贺莹莹顺着黎冉的话说,“不惹她就没事,要是让她生气了,不管是狗还是人那都是不能饶的,一定要出了这口气。”
“是吗,真没看出来。”黎冉说。
一场风波过去,九月当真训导员的面跳回犬舍,又乖乖地回到位置躺下,单看毛茸茸的脸,谁能知道她刚才打了场胜仗?
大获全胜!
“凶啊。”傲雪带着羡慕的语气说,她已经很多年不曾打过架了。她自认对上毒贩或者吸毒的人她一如既往的凶悍,但是训导员不让她出任务,担心她的安危。
没办法,她老了。
九月做了一个搞怪的表情逗她,“帅不?”她佩服傲雪,不想傲雪陷入悲伤的情绪中。
“哈。”傲雪笑了笑,目光放空,似乎在回忆什么。
到了凌晨,九月才把省厅所有警犬认了一个遍,随着夜巡的警犬归来,气味与外形终于对上了。
第二天,九月被安排在下午执行巡逻任务,这会儿还早呢,不急。
*
“逃窜?确定吗?”刑警支队三中队的中队长樊磊接了一个电话,又问那边,“查到他有没有购买高铁票或者飞机票了吗?单是逃窜,范围太大了。
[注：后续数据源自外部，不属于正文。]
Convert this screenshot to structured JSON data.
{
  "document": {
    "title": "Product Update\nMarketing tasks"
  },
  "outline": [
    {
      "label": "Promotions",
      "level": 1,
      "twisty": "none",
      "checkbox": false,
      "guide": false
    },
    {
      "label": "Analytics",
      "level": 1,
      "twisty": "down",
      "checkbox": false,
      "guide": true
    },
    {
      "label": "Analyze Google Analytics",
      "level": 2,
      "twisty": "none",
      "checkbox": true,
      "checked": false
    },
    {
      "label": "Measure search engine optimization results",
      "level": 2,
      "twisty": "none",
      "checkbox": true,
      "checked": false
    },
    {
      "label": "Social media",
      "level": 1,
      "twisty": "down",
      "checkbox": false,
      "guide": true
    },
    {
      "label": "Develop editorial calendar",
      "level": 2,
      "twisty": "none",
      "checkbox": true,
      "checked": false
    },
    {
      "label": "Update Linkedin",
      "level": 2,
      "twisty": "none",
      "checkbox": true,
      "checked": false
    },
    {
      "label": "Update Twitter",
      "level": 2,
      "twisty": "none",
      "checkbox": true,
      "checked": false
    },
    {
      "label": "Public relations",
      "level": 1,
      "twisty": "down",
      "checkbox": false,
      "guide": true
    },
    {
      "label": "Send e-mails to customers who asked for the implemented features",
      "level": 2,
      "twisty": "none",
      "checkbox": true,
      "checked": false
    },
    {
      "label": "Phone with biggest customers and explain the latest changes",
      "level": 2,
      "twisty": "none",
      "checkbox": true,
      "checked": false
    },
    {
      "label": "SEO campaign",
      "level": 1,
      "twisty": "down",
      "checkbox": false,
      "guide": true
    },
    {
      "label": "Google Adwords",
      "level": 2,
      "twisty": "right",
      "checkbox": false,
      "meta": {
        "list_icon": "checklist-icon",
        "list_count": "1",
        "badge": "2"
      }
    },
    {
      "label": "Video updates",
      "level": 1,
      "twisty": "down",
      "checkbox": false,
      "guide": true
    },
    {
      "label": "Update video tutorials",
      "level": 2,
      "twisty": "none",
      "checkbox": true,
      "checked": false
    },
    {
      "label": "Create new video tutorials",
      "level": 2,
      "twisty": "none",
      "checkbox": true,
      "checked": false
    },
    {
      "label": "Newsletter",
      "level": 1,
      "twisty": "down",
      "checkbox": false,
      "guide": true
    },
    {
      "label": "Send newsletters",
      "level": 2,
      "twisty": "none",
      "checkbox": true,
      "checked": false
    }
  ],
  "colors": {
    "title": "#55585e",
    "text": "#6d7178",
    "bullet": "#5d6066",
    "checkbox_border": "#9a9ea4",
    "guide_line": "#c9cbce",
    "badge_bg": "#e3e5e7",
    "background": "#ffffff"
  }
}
”
“没查到,我们猜测他是沿着小路开车跑的,从一个监控发现了他的车辆,方向是往南兴去,不知道是不是到了南兴再买票,我们正在监控他的购票情况,但是南兴太大,还请省厅给予我们天阳市局一些帮助。”
樊磊应了,“我会让一组警员查监控,有发现就跟你们说。”等挂断电话,他又打电话给属下,“祁隆,来我这里一趟,有个案子。”
“樊队。”一分钟后,祁隆敲了敲门,进来坐下之后还给樊磊倒茶,“樊队,这次是什么案件?”
“杀人案,不过是天阳市局办的,没有移交,只是让我们协助。”樊磊解释道,“一个男人把一个女主播骗走,随后强.奸碎尸,现在这个男人正往南兴逃窜,你们这一组查监控,务必把他阻拦住,天阳市局的刑警正在赶来的路上。一旦让他逃脱,他再犯案的概率很大。”
这个男人赌博输光了家底,上网打赏的钱都是借贷,极大可能还不上钱,所以做出极端的事情。